While hockey players have been able to return to the ice, gymnasts have been able to practice out of the Polarettes facility and a few others that don’t require indoor school facilities have been able to start their seasons, those that require the school spaces have been left waiting and there doesn’t seem to be any definitive answers on what the requirements will be for groups using the space or exactly when they will be back in, given the delays that have been happening, Bilsky said.

Organizations, she said, were excited to get rolling when the sport and recreation guidelines were released by the office of the chief medical officer of health in June, but many have not been able to due to a lack of facilities that have come with keeping the schools closed to user groups.

To that end, Bilsky said she would be sending a letter to education minister Tracy-Anne McPhee emphasizing the need more definitive answers about when groups can return to school facilities and what the requirements would be.

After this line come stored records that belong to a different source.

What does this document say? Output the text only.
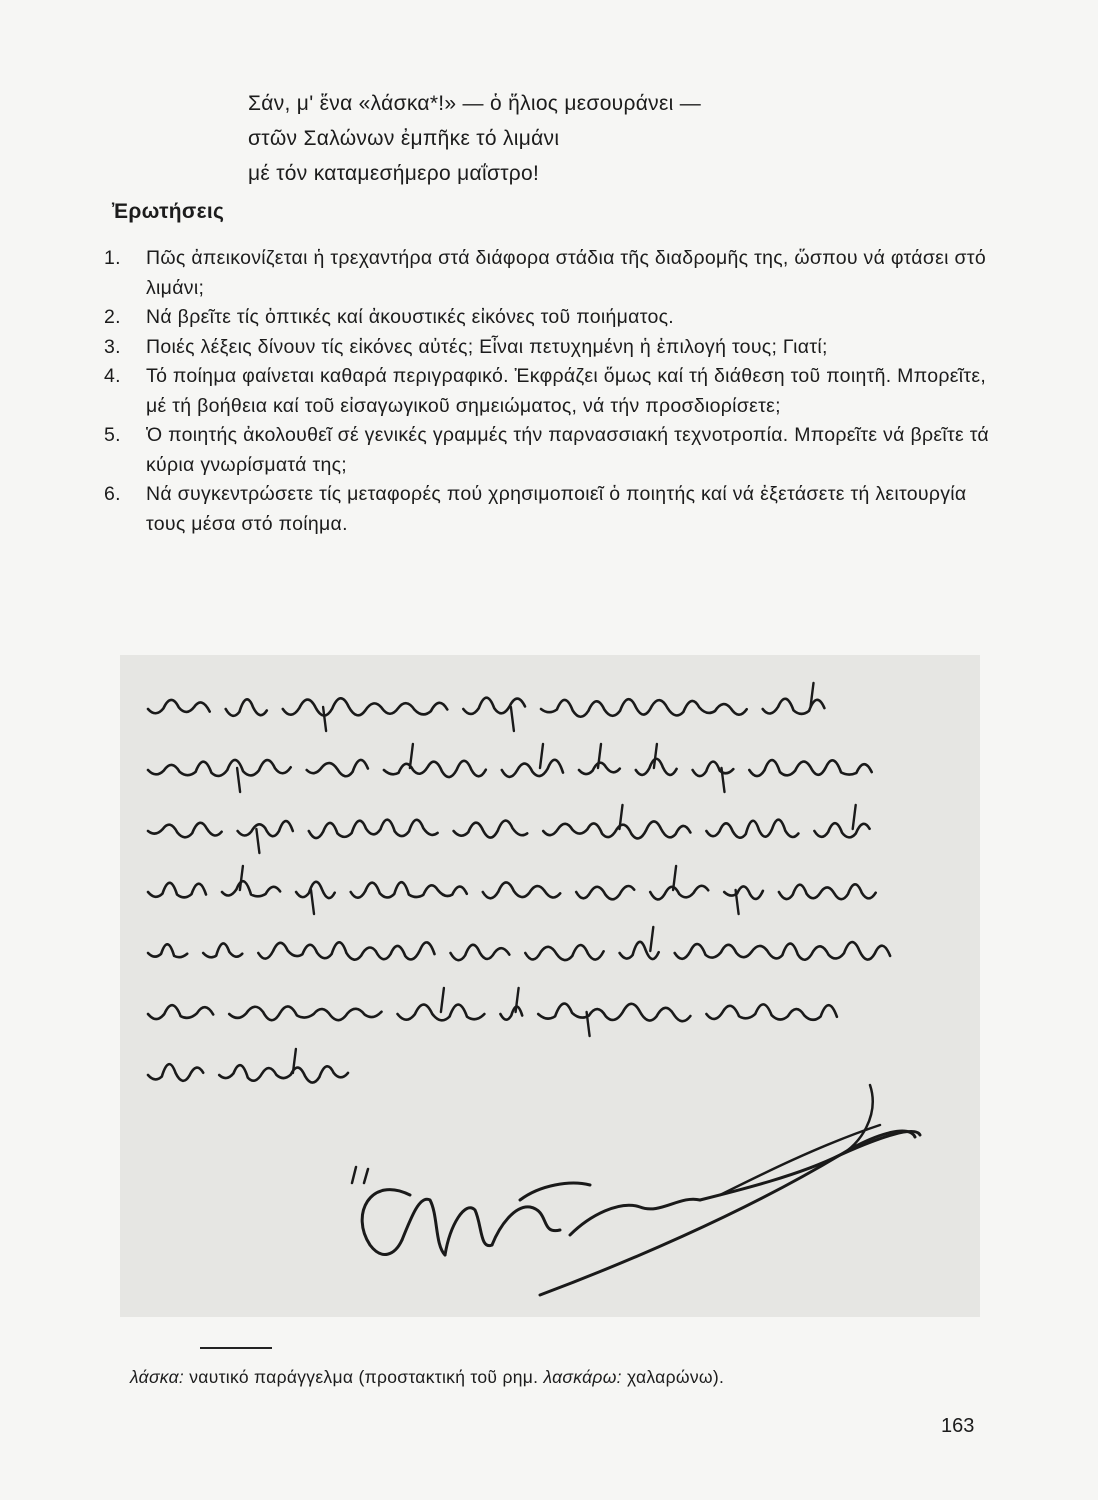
Σάν, μ' ἕνα «λάσκα*!» — ὁ ἥλιος μεσουράνει —
στῶν Σαλώνων ἐμπῆκε τό λιμάνι
μέ τόν καταμεσήμερο μαΐστρο!
Ἐρωτήσεις
1. Πῶς ἀπεικονίζεται ἡ τρεχαντήρα στά διάφορα στάδια τῆς διαδρομῆς της, ὥσπου νά φτάσει στό λιμάνι;
2. Νά βρεῖτε τίς ὀπτικές καί ἀκουστικές εἰκόνες τοῦ ποιήματος.
3. Ποιές λέξεις δίνουν τίς εἰκόνες αὐτές; Εἶναι πετυχημένη ἡ ἐπιλογή τους; Γιατί;
4. Τό ποίημα φαίνεται καθαρά περιγραφικό. Ἐκφράζει ὅμως καί τή διάθεση τοῦ ποιητῆ. Μπορεῖτε, μέ τή βοήθεια καί τοῦ εἰσαγωγικοῦ σημειώματος, νά τήν προσδιορίσετε;
5. Ὁ ποιητής ἀκολουθεῖ σέ γενικές γραμμές τήν παρνασσιακή τεχνοτροπία. Μπορεῖτε νά βρεῖτε τά κύρια γνωρίσματά της;
6. Νά συγκεντρώσετε τίς μεταφορές πού χρησιμοποιεῖ ὁ ποιητής καί νά ἐξετάσετε τή λειτουργία τους μέσα στό ποίημα.
λάσκα: ναυτικό παράγγελμα (προστακτική τοῦ ρημ. λασκάρω: χαλαρώνω).
163
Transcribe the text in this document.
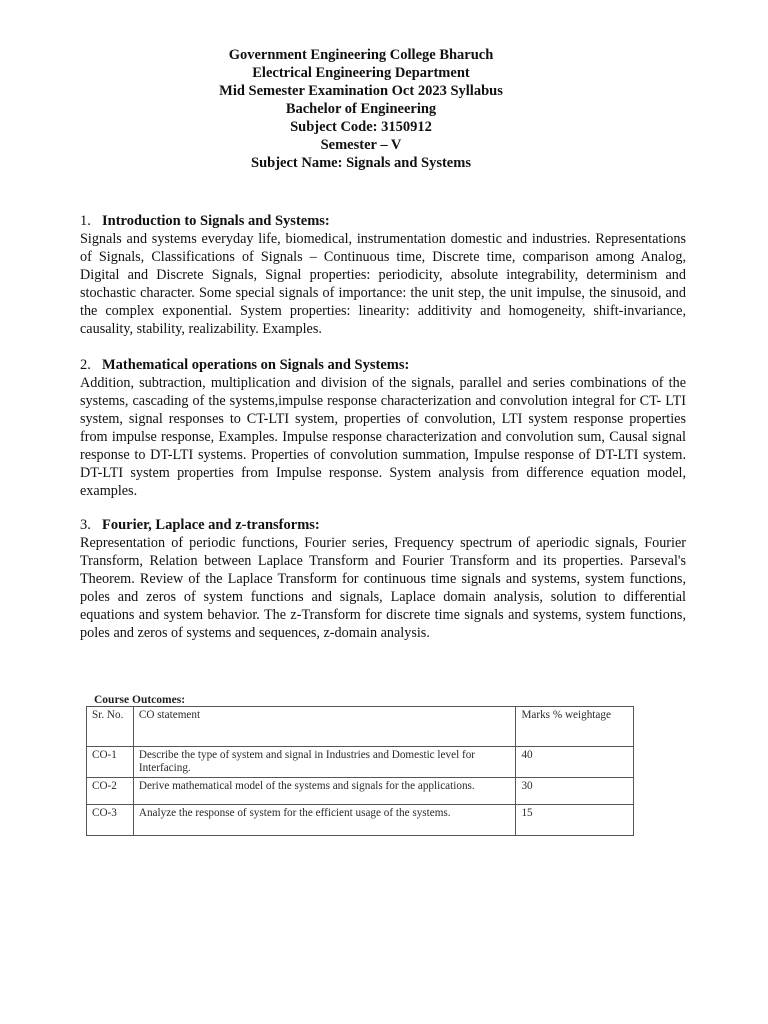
Government Engineering College Bharuch
Electrical Engineering Department
Mid Semester Examination Oct 2023 Syllabus
Bachelor of Engineering
Subject Code: 3150912
Semester – V
Subject Name: Signals and Systems
1. Introduction to Signals and Systems:
Signals and systems everyday life, biomedical, instrumentation domestic and industries. Representations of Signals, Classifications of Signals – Continuous time, Discrete time, comparison among Analog, Digital and Discrete Signals, Signal properties: periodicity, absolute integrability, determinism and stochastic character. Some special signals of importance: the unit step, the unit impulse, the sinusoid, and the complex exponential. System properties: linearity: additivity and homogeneity, shift-invariance, causality, stability, realizability. Examples.
2. Mathematical operations on Signals and Systems:
Addition, subtraction, multiplication and division of the signals, parallel and series combinations of the systems, cascading of the systems,impulse response characterization and convolution integral for CT- LTI system, signal responses to CT-LTI system, properties of convolution, LTI system response properties from impulse response, Examples. Impulse response characterization and convolution sum, Causal signal response to DT-LTI systems. Properties of convolution summation, Impulse response of DT-LTI system. DT-LTI system properties from Impulse response. System analysis from difference equation model, examples.
3. Fourier, Laplace and z-transforms:
Representation of periodic functions, Fourier series, Frequency spectrum of aperiodic signals, Fourier Transform, Relation between Laplace Transform and Fourier Transform and its properties. Parseval's Theorem. Review of the Laplace Transform for continuous time signals and systems, system functions, poles and zeros of system functions and signals, Laplace domain analysis, solution to differential equations and system behavior. The z-Transform for discrete time signals and systems, system functions, poles and zeros of systems and sequences, z-domain analysis.
Course Outcomes:
Sr. No.	CO statement	Marks % weightage
CO-1	Describe the type of system and signal in Industries and Domestic level for Interfacing.	40
CO-2	Derive mathematical model of the systems and signals for the applications.	30
CO-3	Analyze the response of system for the efficient usage of the systems.	15
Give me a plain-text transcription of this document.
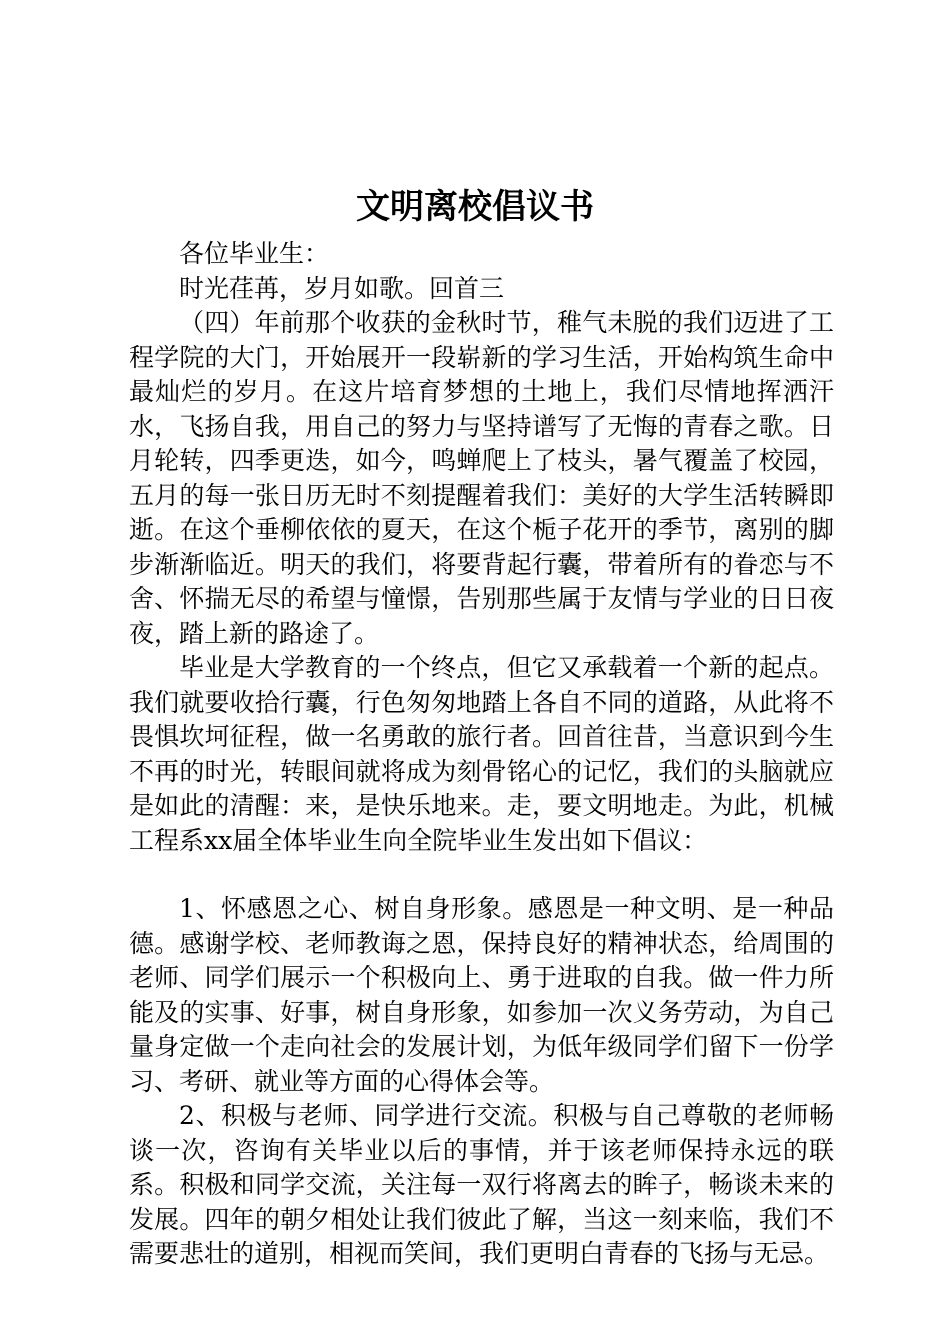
文明离校倡议书

各位毕业生：

时光荏苒，岁月如歌。回首三

（四）年前那个收获的金秋时节，稚气未脱的我们迈进了工程学院的大门，开始展开一段崭新的学习生活，开始构筑生命中最灿烂的岁月。在这片培育梦想的土地上，我们尽情地挥洒汗水，飞扬自我，用自己的努力与坚持谱写了无悔的青春之歌。日月轮转，四季更迭，如今，鸣蝉爬上了枝头，暑气覆盖了校园，五月的每一张日历无时不刻提醒着我们：美好的大学生活转瞬即逝。在这个垂柳依依的夏天，在这个栀子花开的季节，离别的脚步渐渐临近。明天的我们，将要背起行囊，带着所有的眷恋与不舍、怀揣无尽的希望与憧憬，告别那些属于友情与学业的日日夜夜，踏上新的路途了。

毕业是大学教育的一个终点，但它又承载着一个新的起点。我们就要收拾行囊，行色匆匆地踏上各自不同的道路，从此将不畏惧坎坷征程，做一名勇敢的旅行者。回首往昔，当意识到今生不再的时光，转眼间就将成为刻骨铭心的记忆，我们的头脑就应是如此的清醒：来，是快乐地来。走，要文明地走。为此，机械工程系xx届全体毕业生向全院毕业生发出如下倡议：

1、怀感恩之心、树自身形象。感恩是一种文明、是一种品德。感谢学校、老师教诲之恩，保持良好的精神状态，给周围的老师、同学们展示一个积极向上、勇于进取的自我。做一件力所能及的实事、好事，树自身形象，如参加一次义务劳动，为自己量身定做一个走向社会的发展计划，为低年级同学们留下一份学习、考研、就业等方面的心得体会等。

2、积极与老师、同学进行交流。积极与自己尊敬的老师畅谈一次，咨询有关毕业以后的事情，并于该老师保持永远的联系。积极和同学交流，关注每一双行将离去的眸子，畅谈未来的发展。四年的朝夕相处让我们彼此了解，当这一刻来临，我们不需要悲壮的道别，相视而笑间，我们更明白青春的飞扬与无忌。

She noted beyond the need for user groups to be able to plan their season, there’s also a major concern across the country right now that inactivity levels are reaching a crisis level.

Prior to COVID-19, Bilsky said there was evidence showing that only a low percentage of teenagers in the country were getting the recommended 60 minutes of vigorous physical activity each day.

There’s concern that COVID-19 has meant even fewer teenagers are getting the recommended amount of physical activity to stay healthy.

Having sports programs able to start up safely again would be one way to help teenagers up that activity level.

“We really need to keep Yukon moving,” Bilsky said, also pointing out another concern that sports organizations may lose coaches and athletes with a prolonged delay.

As it stands, without the national competitions to work towards in 2021, keeping up motivation to perfect skills in their sports is becoming difficult for many athletes, though Bilsky also noted some organizations are finding creative ways for their athletes to showcase what they can do in their sport.

Polarettes, she noted, are planning a Christmas show that meets COVID requirements, where gymnasts will be able to perform for a small group of spectators (mainly their families).

While it is not a major competition like the Canada Games, it is proving to be a good motivator for athletes in a year where they will not be competing as they normally would.

In an emailed correspondence, Department of Education spokesperson Susie Ross said that while there is a joint-use agreement in place with the city for use of school facilities like gymnasiums and multi-purpose rooms, this year the first priority is the health and safety of students and school staff and ensuring schools remain a low-risk environment.

“We have been working with the City of Whitehorse under the current context and have recently provided guidance to ensure after-hours use of school facilities follow the specific health and safety guidelines for school settings set by Yukon’s Chief Medical Officer of Health, including proper cleaning and disinfecting,” she wrote, noting updates to user groups will come from the city.

The most recent anticipated date user groups have been provided for schools reopening to them is Nov. 23.